Takatoshi me enseñó mucho más que mostrarme las calles de la ciudad donde vive. Me enseñó algunas palabras en japonés, que con enorme paciencia las repetía una y otra vez, me llevó a comer a lugares donde no van los turistas, a entrar a un onzen (aguas termales) exclusivo para japoneses y a preparar Okonomiyaki. Con él aprendí la diferencia entre una geisha, maiko y geiko, o a entender los templos y shrines (santuarios) de otra manera. Pero lo más importante es que descubrí a un amigo. Viajando uno conoce a muchísimas personas, pero de ahí a formar una amistad hay una gran diferencia.
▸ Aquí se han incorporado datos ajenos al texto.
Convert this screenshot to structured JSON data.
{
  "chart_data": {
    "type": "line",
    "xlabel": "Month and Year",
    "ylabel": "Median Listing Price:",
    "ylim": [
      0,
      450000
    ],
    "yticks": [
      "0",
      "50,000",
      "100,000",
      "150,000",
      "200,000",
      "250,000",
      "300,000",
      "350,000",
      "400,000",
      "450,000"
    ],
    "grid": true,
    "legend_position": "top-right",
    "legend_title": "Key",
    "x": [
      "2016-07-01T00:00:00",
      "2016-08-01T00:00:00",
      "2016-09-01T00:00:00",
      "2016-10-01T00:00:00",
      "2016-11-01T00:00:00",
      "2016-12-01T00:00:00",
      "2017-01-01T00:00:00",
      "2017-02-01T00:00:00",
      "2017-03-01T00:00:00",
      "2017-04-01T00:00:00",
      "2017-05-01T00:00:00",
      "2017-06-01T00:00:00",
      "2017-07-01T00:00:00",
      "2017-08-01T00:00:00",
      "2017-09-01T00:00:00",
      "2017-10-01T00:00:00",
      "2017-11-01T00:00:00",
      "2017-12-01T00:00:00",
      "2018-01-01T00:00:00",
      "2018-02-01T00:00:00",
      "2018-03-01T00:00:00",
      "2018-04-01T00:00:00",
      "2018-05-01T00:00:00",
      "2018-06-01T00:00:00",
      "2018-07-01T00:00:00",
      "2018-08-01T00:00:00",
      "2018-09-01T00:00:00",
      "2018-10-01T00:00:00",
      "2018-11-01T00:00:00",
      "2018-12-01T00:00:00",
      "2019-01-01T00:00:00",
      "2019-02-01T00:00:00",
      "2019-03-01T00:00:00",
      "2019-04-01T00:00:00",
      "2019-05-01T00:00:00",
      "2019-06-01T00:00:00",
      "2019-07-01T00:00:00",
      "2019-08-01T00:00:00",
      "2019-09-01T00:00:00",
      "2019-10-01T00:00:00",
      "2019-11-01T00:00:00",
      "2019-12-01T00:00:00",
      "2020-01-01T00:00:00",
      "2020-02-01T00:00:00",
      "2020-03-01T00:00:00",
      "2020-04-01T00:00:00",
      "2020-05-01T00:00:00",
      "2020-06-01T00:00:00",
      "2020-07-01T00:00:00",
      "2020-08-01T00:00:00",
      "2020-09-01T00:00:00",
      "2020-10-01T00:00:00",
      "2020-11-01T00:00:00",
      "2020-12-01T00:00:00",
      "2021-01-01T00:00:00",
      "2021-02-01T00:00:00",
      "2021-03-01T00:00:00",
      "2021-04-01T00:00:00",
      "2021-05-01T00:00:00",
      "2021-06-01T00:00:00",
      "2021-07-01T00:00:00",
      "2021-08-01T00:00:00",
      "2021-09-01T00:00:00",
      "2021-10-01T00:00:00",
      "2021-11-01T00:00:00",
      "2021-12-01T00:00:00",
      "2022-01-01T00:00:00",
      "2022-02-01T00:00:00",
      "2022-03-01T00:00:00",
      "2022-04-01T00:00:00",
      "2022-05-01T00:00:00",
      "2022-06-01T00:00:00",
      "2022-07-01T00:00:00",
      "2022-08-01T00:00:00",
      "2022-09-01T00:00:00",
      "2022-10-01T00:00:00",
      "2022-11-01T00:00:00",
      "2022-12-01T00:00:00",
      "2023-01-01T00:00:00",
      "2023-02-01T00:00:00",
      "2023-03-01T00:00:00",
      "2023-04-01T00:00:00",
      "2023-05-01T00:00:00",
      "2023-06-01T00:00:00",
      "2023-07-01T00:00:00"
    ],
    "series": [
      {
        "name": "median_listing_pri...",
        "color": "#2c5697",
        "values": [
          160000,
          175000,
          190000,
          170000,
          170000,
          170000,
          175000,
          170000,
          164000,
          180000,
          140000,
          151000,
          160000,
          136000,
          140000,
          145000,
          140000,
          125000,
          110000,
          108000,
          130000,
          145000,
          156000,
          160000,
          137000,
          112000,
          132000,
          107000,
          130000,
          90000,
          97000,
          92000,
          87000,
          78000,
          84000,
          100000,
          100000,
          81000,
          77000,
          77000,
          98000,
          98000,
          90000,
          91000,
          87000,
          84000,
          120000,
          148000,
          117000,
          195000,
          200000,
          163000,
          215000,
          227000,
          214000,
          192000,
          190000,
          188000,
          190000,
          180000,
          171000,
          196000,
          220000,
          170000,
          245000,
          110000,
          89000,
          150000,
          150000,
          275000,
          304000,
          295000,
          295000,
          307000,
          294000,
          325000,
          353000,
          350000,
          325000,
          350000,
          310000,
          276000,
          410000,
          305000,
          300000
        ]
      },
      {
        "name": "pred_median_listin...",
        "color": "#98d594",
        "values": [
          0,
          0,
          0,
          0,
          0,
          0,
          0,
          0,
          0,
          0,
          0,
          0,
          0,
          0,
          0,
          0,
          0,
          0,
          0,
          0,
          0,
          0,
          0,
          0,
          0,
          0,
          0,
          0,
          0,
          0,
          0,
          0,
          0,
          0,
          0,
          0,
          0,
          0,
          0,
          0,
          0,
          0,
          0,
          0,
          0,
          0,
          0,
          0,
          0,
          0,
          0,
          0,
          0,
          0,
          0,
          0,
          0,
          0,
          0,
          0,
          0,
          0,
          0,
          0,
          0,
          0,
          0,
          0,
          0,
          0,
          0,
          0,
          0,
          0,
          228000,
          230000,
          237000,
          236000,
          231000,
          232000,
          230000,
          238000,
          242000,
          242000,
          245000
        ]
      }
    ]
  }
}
Una mañana mientras desayunábamos escuchando la música de la película Tonari no Totoro dijo. Tengo un plan para vos, buscá tus libros y postales que nos vamos a un lugar especial. Con Hisa ya tenían todo planeado. Ayudarme a vender mis fotos por las calles de Kyoto. ¿Qué mejor lugar que Gion-Shijo, sí, justo donde el puente mira hacia el río Kamogawa? Sacaron varias hojas y en japonés escribieron mensajes para la gente. Uno decía algo así como Esteban, argentino dando la vuelta al mundo. La primer hora no paró ni uno a mirar las cosas. Pero él decía, tranquilo, tranquilo, ya van a venir. Tal vez fue un hechizo del personaje Tengu, pero lo cierto es que todo lo que había llevado para vender desapareció en los siguientes cincuenta minutos. No lo podía creer y ellos estaban tan felices como yo.
Antes de viajar a Hiroshima, Hisa fue a dormir a la casa de su novio. Algo que no es común para muchos de la sociedad. Pero ella quería estar presente el último día. De su mochila sacó una bolsita y me regaló onigiris caseros, unos snacks muy tentadores para el viaje. Después compraron un vino y juntos festejamos nuestro reencuentro en Asia.
Dejé su casa de Kyoto en puntas de pie. Eran las 5 am y por más que me lo habían pedido no quise despertarlos. Cerré despacio la puerta y en compañía del amanecer salí a la calle. Había caminado una cuadra cuando escuché, Esteban, Esteban! Y ahí estaban los dos en piyama en el balcón gritando, agitando sus manos y deseándome buen viaje. Que un japonés (mejor dicho dos) estén a los gritos a esa hora del día fue algo que jamás volveré a ver.
Nos conocimos en Tailandia. Nos hicimos amigos en Japón. Todo puede suceder en el mundo de los viajes y seguramente nos reencontremos en Argentina cuando ellos recorran Sudamérica en 2016. Me costó mucho dejar Kyoto. Y ahora, viendo las cosas a la distancia puedo decir que nunca imaginé todo lo que podía pasar por sacarnos una foto en la calle.